Из камеры часто уводили кого-нибудь на допросы. Приводили растерзанными, избитыми. А кое-кто и вовсе не возвращался больше. Одних после допроса в самом деле приходилось отвозить на кладбище, других переводили в новую тюрьму.
Мне хорошо запомнились две одинокие женщины из нашей камеры. Они были очень красивые. Одна с длинными русыми волосами, другая со светлыми и короткой прической. Им было лет по двадцать, и они постоянно нянчили малышей своих сокамерниц. Особенно они полюбили маленького Сашеньку, сына Макаровны, которого мать научила читать "Богородицу". Они поднимали малыша повыше, чтобы было видно всем, и он тоненьким голоском выводил:
- Мария, мать Божья, своего сына Иисуса Христа сповивала, потом на землю проведывать людей провожала. Иуды его предали. На кресте Иисуса Христа распяли. Во имя Отца и Сына и Святого Духа аминь, аминь, аминь!
Как-то заглянуло в камеру какое-то большое начальство. И сразу выскочили, зажав платочками носы. Не понравился запах. И параша тут, и недавно умерший, но еще не вынесенный дед Анисим. На следующий день нас вывели впервые во двор. Хватали ртами свежий воздух, смотрели на летающих стрижей и шептали:
- Спаси нас, Боже милостивый. Отведи от смерти. Не допусти опять в ту камеру.

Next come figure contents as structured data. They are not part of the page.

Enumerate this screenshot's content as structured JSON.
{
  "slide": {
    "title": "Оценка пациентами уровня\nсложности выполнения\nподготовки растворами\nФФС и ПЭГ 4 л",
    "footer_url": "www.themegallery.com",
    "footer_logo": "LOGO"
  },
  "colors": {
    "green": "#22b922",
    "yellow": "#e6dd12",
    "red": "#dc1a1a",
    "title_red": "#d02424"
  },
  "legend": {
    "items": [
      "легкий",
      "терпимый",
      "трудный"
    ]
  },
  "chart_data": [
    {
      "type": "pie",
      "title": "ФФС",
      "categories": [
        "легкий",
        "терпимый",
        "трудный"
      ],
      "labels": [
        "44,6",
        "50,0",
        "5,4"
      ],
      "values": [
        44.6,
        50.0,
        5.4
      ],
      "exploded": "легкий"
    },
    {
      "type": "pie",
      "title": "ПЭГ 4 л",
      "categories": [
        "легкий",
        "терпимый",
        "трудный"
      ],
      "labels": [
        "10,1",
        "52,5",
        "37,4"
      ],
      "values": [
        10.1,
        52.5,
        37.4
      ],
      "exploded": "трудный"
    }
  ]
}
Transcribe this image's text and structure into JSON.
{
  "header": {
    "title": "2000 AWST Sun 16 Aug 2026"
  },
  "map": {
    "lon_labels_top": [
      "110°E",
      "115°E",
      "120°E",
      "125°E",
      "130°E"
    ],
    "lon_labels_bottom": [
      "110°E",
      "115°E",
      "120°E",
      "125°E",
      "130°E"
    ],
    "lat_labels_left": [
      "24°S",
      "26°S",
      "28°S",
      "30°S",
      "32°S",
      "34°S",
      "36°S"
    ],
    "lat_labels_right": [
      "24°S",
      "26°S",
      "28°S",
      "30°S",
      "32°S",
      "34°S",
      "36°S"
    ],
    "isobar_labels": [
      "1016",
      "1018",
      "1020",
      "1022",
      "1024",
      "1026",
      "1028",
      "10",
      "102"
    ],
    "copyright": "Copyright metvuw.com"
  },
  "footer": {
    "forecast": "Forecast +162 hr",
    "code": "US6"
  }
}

Вообще-то нас трудно было назвать живыми. Больше подходило название полутрупы, каждый мог в любой день оказаться на Вознесенском кладбище. Да и оказывались. И дед Анисим там, и многие взрослые и дети. Взрослые умирали от побоев, пыток, дети - от голода и болезней.
Через много лет я снова побывал в Смоленских краях. Пришел и на Вознесенское кладбище. Тогда мне и рассказали: гитлеровцы заставляли советских военнопленных рыть глубокие траншеи, куда и сбрасывали потом умерших. Когда наши освобождали Рославль, траншея уже была в 150 метров длины и 20 метров ширины. Первыми остались лежать в ней те, кто ее копал. Там же вместе лежат пленные из Рославльских концлагерей и нашей тюрьмы. Бросали туда и жителей из белорусских, украинских, русских областей. И старые там есть, и совсем младенцы. Теперь у погребения, обнесенного мраморной плитой, стоит памятник, на котором золотом выведены печальные слова: «Здесь похоронено свыше 130 тысяч советских граждан, зверски замученных руками фашистских палачей». Своими глазами я видел, как у мраморной плиты сидели поседевшие старушки, измученные горем матери, приехавшие со всех концов Союза на горькую встречу бывших узников.
Я подходил к этому месту с букетиком гвоздик и прежний, детский страх возвращался ко мне, словно я снова иду в свою давнюю страшную камеру.